Steps for Family Success

By Jillian Shadis and Dana Kurilew
School counselors are only one small piece of the puzzle when it comes to helping students. No matter what the goal, the most successful results are achieved when counselors and families work together so the message is consistent both at school and at home. Working directly with parents can be intimidating but can also be extremely gratifying. As a school counselor, you may find yourself initially scared or frustrated at the prospect of counseling parents, but as you grow into your role you realize quickly that is an essential piece for student success.
As the American School Counselor Association points out, many parents had very different experiences with their “guidance” counselors than today’s students have with today’s school counselors, who are certified, specially trained mental health professionals. Start by letting parents know what you do. What is your role in the school? What does your school’s counseling program entail? Many parents aren’t aware of all the ways that counselors can advocate for and assist students in finding both academic success and establishing positive self-worth. Other suggestions for working with families include:
  • Be available for parents as much as possible. That is hard for a counselor who is often pulled in many different directions, but being responsive and keeping lines of communication open goes a long way in establishing trust and rapport. Don’t underestimate the power of a phone call or in-person meeting!
  • Have available resources such as parent books, websites or handouts that pertain to the issues they are facing with their children. Also helpful is an at-the-ready list of local and community resources should you feel the student needs more support than a school counselor can provide. Parents will notice and value your knowledge and appreciate your efforts to connect them with additional information and support. ASCA has a variety of resources that school counselors can share with parents.
  • Remember that it is okay not to know everything! If you do not have the answer to a specific question, let parents know you will find the answer and get back to them…and then make sure you do indeed follow up.
  • Communication with parents in and of itself sometimes presents a challenge, such as when there are language or cultural differences. Be aware and be respectful of those, and find ways to ensure your message gets across in a way that it can be understood, whether that involves working with a translator or other community member who can help bridge the gap.
  • Be honest with parents about what their child needs to be successful. Sometimes the truth is tough to swallow, and knowing a difficult conversation needs to occur can make anyone anxious. However, if it is in the student’s best interest, counselors need to be courageous enough to offer sound advice in a professional way so that families can have accurate and specific information when making decisions.
  • Be ready, willing and able to explain counselor–student confidentiality and how it is not a barrier to partnerships with parents. With any luck, you’ll be able to obtain permission from the student to share information, but if not, validate the parent’s feelings and frustration and explain that if the student does not trust the counselor to maintain confidentiality, they may not share fully or honestly.
School counselors must continuously collaborate with parents to identify issues regarding both academic and social/emotional needs and acknowledge family involvement as a necessary and integral part of the learning process. Engaging families in partnerships enhances each child's ability to learn and succeed to their fullest potential.

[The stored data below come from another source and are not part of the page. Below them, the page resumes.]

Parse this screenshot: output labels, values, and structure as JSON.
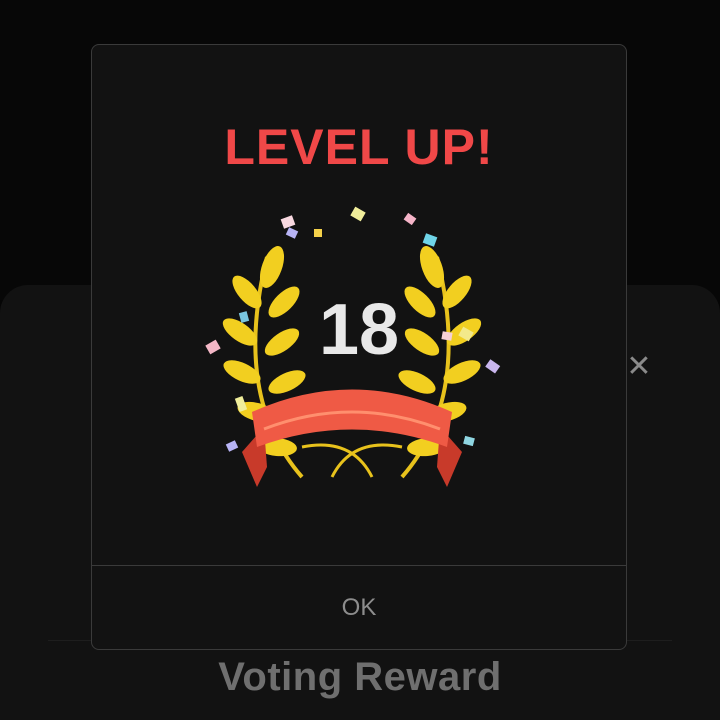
{
  "background": {
    "title": "Voting Reward",
    "close_icon": "close-icon",
    "close_glyph": "✕"
  },
  "modal": {
    "title": "LEVEL UP!",
    "level": "18",
    "ok_label": "OK",
    "title_color": "#f04848",
    "wreath_icon": "laurel-wreath-icon"
  }
}
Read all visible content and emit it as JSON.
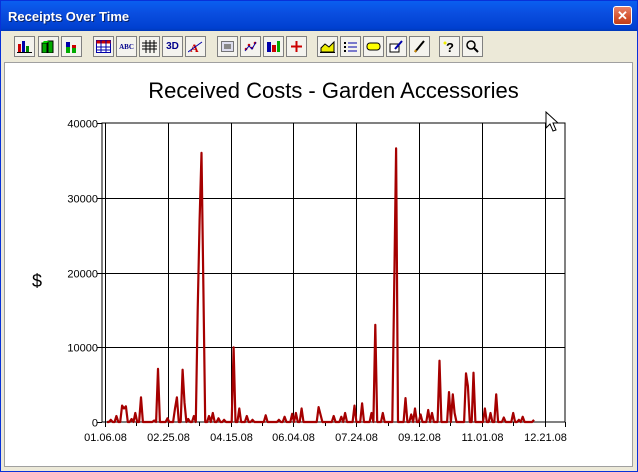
{
  "window": {
    "title": "Receipts Over Time",
    "close_label": "✕"
  },
  "toolbar": {
    "buttons": [
      {
        "name": "bar-chart-icon"
      },
      {
        "name": "3d-bar-icon"
      },
      {
        "name": "stacked-bar-icon"
      },
      {
        "name": "data-grid-icon"
      },
      {
        "name": "text-abc-icon"
      },
      {
        "name": "table-icon"
      },
      {
        "name": "3d-view-icon"
      },
      {
        "name": "axis-font-icon"
      },
      {
        "name": "pattern-icon"
      },
      {
        "name": "scatter-icon"
      },
      {
        "name": "color-icon"
      },
      {
        "name": "crosshair-icon"
      },
      {
        "name": "area-chart-icon"
      },
      {
        "name": "legend-icon"
      },
      {
        "name": "label-icon"
      },
      {
        "name": "edit-icon"
      },
      {
        "name": "pencil-icon"
      },
      {
        "name": "help-icon"
      },
      {
        "name": "zoom-icon"
      }
    ],
    "labels": {
      "text_abc": "ABC",
      "view_3d": "3D"
    }
  },
  "chart_data": {
    "type": "line",
    "title": "Received Costs - Garden Accessories",
    "ylabel": "$",
    "xlabel": "",
    "ylim": [
      0,
      40000
    ],
    "yticks": [
      0,
      10000,
      20000,
      30000,
      40000
    ],
    "xticks": [
      "01.06.08",
      "02.25.08",
      "04.15.08",
      "06.04.08",
      "07.24.08",
      "09.12.08",
      "11.01.08",
      "12.21.08"
    ],
    "grid": true,
    "color": "#a50000",
    "series": [
      {
        "values": [
          0,
          0,
          300,
          0,
          0,
          800,
          0,
          0,
          2200,
          1800,
          2100,
          0,
          0,
          400,
          0,
          1200,
          0,
          0,
          3300,
          0,
          0,
          0,
          0,
          0,
          0,
          200,
          0,
          7100,
          0,
          0,
          0,
          0,
          500,
          0,
          0,
          0,
          1800,
          3300,
          0,
          0,
          7000,
          2600,
          0,
          400,
          0,
          0,
          800,
          0,
          15000,
          27000,
          36000,
          17800,
          0,
          0,
          800,
          0,
          1200,
          0,
          0,
          500,
          0,
          0,
          300,
          0,
          0,
          0,
          0,
          10000,
          0,
          0,
          1800,
          0,
          0,
          0,
          800,
          0,
          0,
          300,
          0,
          0,
          0,
          0,
          0,
          0,
          900,
          0,
          0,
          0,
          0,
          0,
          0,
          300,
          0,
          0,
          700,
          0,
          0,
          0,
          1100,
          0,
          1200,
          0,
          0,
          1800,
          0,
          0,
          0,
          0,
          0,
          0,
          0,
          0,
          2000,
          1000,
          0,
          0,
          0,
          0,
          0,
          0,
          800,
          0,
          0,
          0,
          700,
          0,
          1200,
          0,
          0,
          0,
          0,
          2200,
          0,
          0,
          0,
          2500,
          0,
          0,
          0,
          0,
          1200,
          0,
          13000,
          0,
          0,
          0,
          1200,
          0,
          0,
          0,
          0,
          0,
          18000,
          36600,
          0,
          0,
          0,
          0,
          3200,
          0,
          0,
          1000,
          0,
          1800,
          0,
          0,
          1000,
          0,
          0,
          0,
          1600,
          0,
          1200,
          0,
          0,
          0,
          8200,
          0,
          0,
          0,
          0,
          4000,
          0,
          3700,
          1200,
          0,
          0,
          0,
          0,
          0,
          6500,
          4800,
          0,
          0,
          6600,
          0,
          0,
          0,
          0,
          0,
          1800,
          0,
          0,
          1200,
          0,
          0,
          3700,
          0,
          0,
          0,
          600,
          0,
          0,
          0,
          0,
          1200,
          0,
          0,
          300,
          0,
          700,
          0,
          0,
          0,
          0,
          0,
          300
        ]
      }
    ]
  }
}
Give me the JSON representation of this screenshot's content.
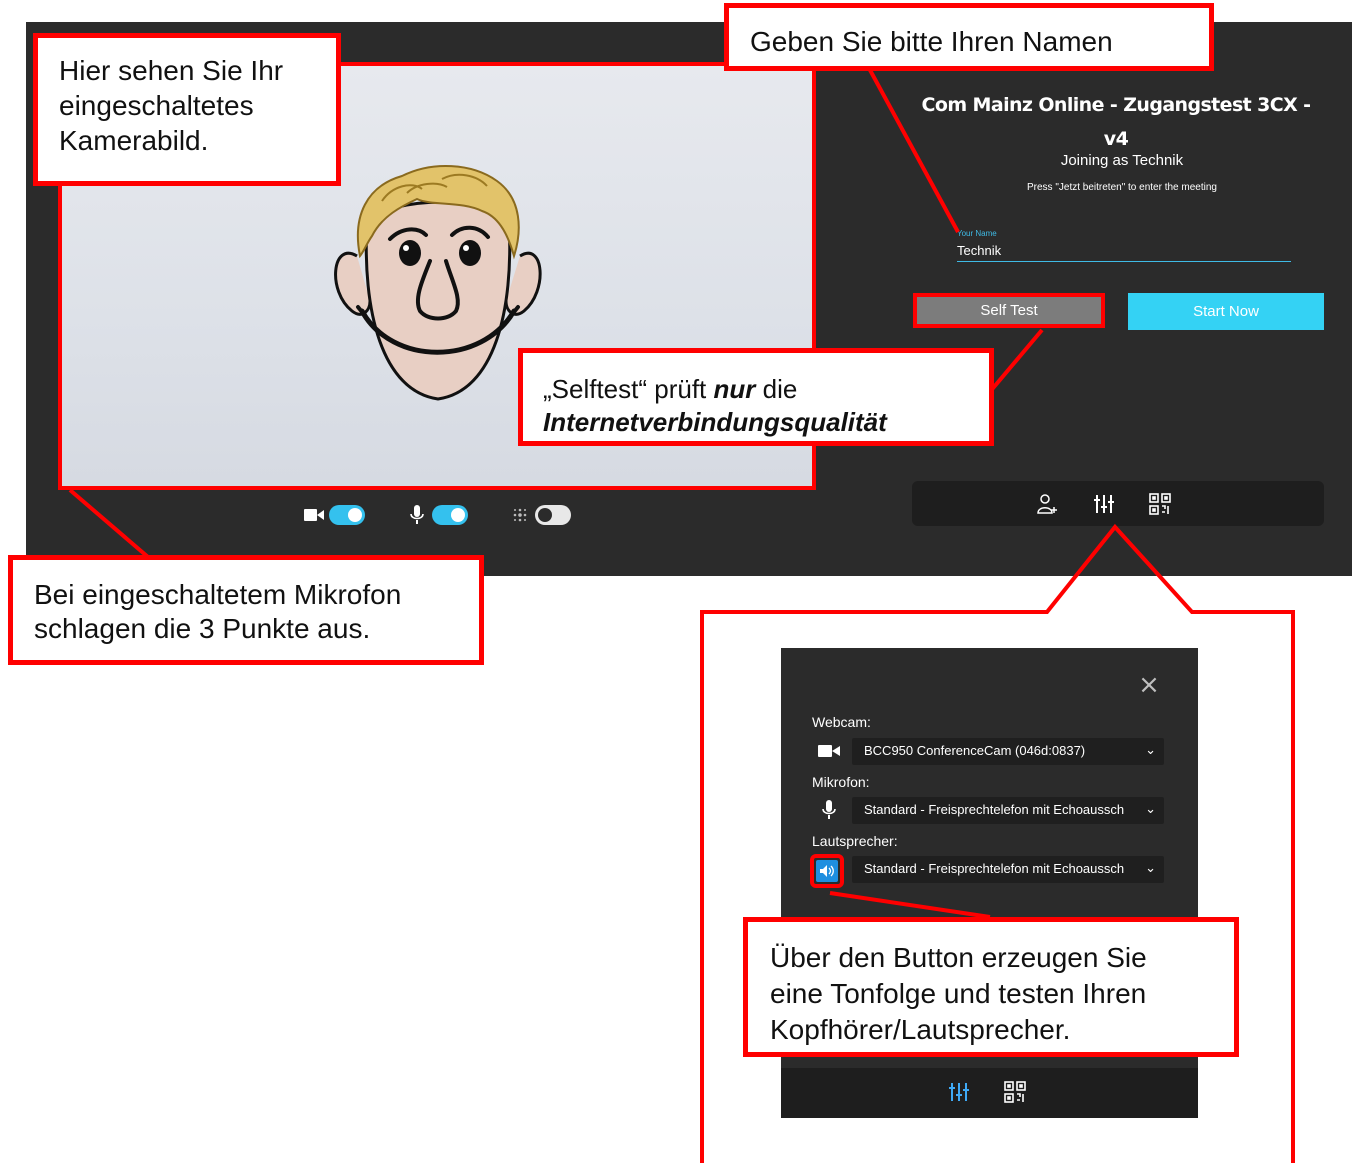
{
  "callouts": {
    "camera": [
      "Hier sehen Sie Ihr",
      "eingeschaltetes",
      "Kamerabild."
    ],
    "name": "Geben Sie bitte Ihren Namen",
    "selftest_quote": "„Selftest“ prüft",
    "selftest_emph": "nur",
    "selftest_after": "die",
    "selftest_line2": "Internetverbindungsqualität",
    "mic": [
      "Bei eingeschaltetem Mikrofon",
      "schlagen die 3 Punkte aus."
    ],
    "tone": [
      "Über den Button erzeugen Sie",
      "eine Tonfolge und testen Ihren",
      "Kopfhörer/Lautsprecher."
    ]
  },
  "meeting": {
    "title_line1": "Com Mainz Online - Zugangstest 3CX -",
    "title_line2": "v4",
    "joining": "Joining as Technik",
    "press": "Press \"Jetzt beitreten\" to enter the meeting",
    "name_label": "Your Name",
    "name_value": "Technik",
    "self_test": "Self Test",
    "start_now": "Start Now"
  },
  "toggles": {
    "camera": true,
    "microphone": true,
    "blur": false
  },
  "icons": {
    "camera": "video-camera-icon",
    "microphone": "microphone-icon",
    "blur": "blur-background-icon",
    "invite": "add-person-icon",
    "settings": "sliders-icon",
    "qr": "qr-code-icon",
    "speaker": "speaker-icon",
    "close": "close-icon"
  },
  "settings": {
    "close": "×",
    "webcam_label": "Webcam:",
    "webcam_value": "BCC950 ConferenceCam (046d:0837)",
    "mic_label": "Mikrofon:",
    "mic_value": "Standard - Freisprechtelefon mit Echoaussch",
    "speaker_label": "Lautsprecher:",
    "speaker_value": "Standard - Freisprechtelefon mit Echoaussch"
  },
  "colors": {
    "annotation_red": "#ff0000",
    "accent_cyan": "#34d2f4",
    "panel_dark": "#2b2b2b"
  }
}
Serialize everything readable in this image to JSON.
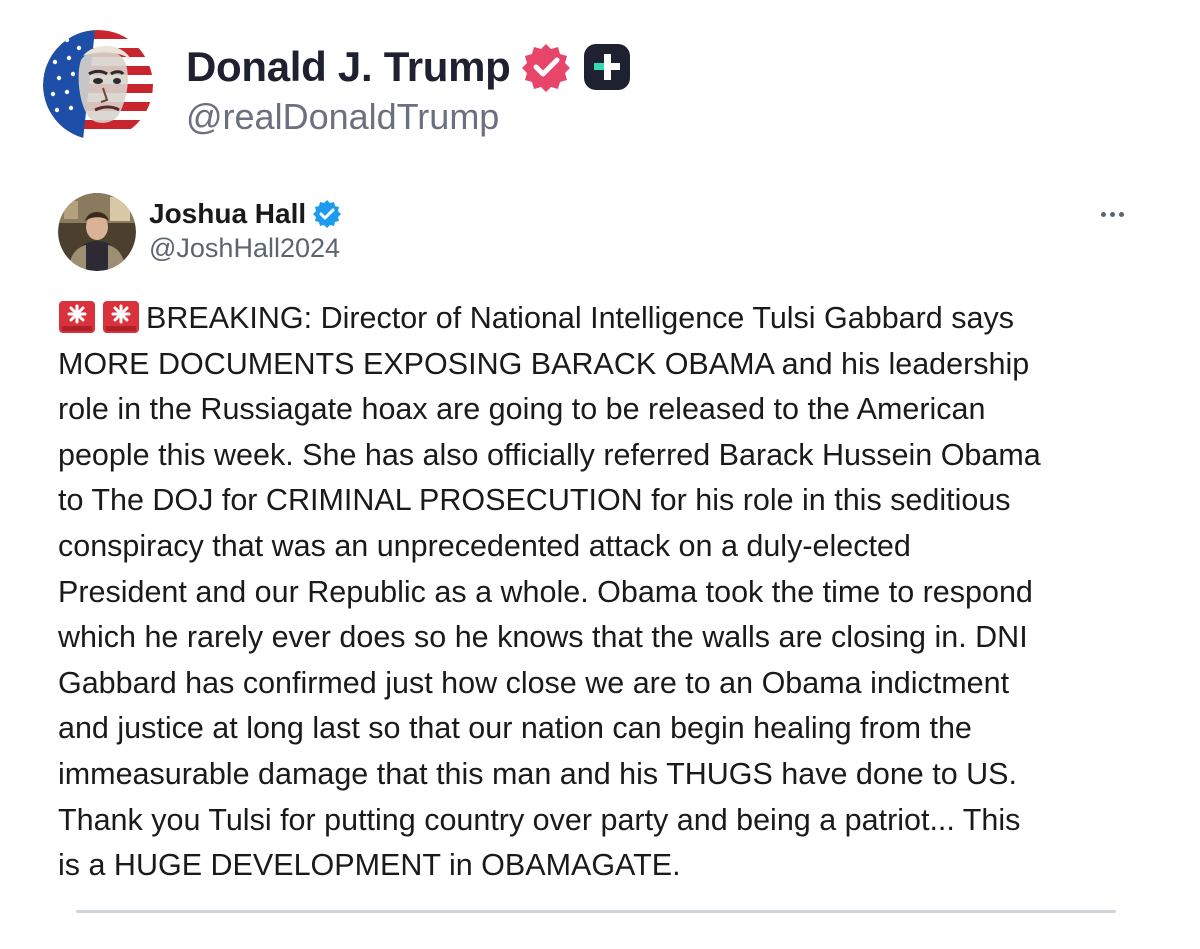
{
  "outer_post": {
    "display_name": "Donald J. Trump",
    "handle": "@realDonaldTrump",
    "avatar_icon": "flag-portrait-avatar",
    "verified_icon": "verified-badge-icon",
    "plus_icon": "plus-icon",
    "accent_color": "#e8456b"
  },
  "quoted_post": {
    "display_name": "Joshua Hall",
    "handle": "@JoshHall2024",
    "verified_icon": "verified-badge-icon",
    "verified_color": "#1d9bf0",
    "more_icon": "more-options-icon",
    "lead_icons": [
      "siren-emoji-icon",
      "siren-emoji-icon"
    ],
    "lines": [
      "BREAKING: Director of National Intelligence Tulsi Gabbard says",
      "MORE DOCUMENTS EXPOSING BARACK OBAMA and his leadership",
      "role in the Russiagate hoax are going to be released to the American",
      "people this week. She has also officially referred Barack Hussein Obama",
      "to The DOJ for CRIMINAL PROSECUTION for his role in this seditious",
      "conspiracy that was an unprecedented attack on a duly-elected",
      "President and our Republic as a whole. Obama took the time to respond",
      "which he rarely ever does so he knows that the walls are closing in. DNI",
      "Gabbard has confirmed just how close we are to an Obama indictment",
      "and justice at long last so that our nation can begin healing from the",
      "immeasurable damage that this man and his THUGS have done to US.",
      "Thank you Tulsi for putting country over party and being a patriot... This",
      "is a HUGE DEVELOPMENT in OBAMAGATE."
    ]
  }
}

Jillian Shadis has 14 years of experience in public school counseling, including six years in an administrative role. She co-founded and served as president of the Somerset County School Counselor Association, and will serve as president of NJSCA in 2019-2020.

Dana Kurilew has 14 of experience as a public school educator with 10 years as a high school counselor and four years as a counseling services supervisor. She is president of NJSCA and was a ASCA School Counselor of the Year semifinalist in 2015.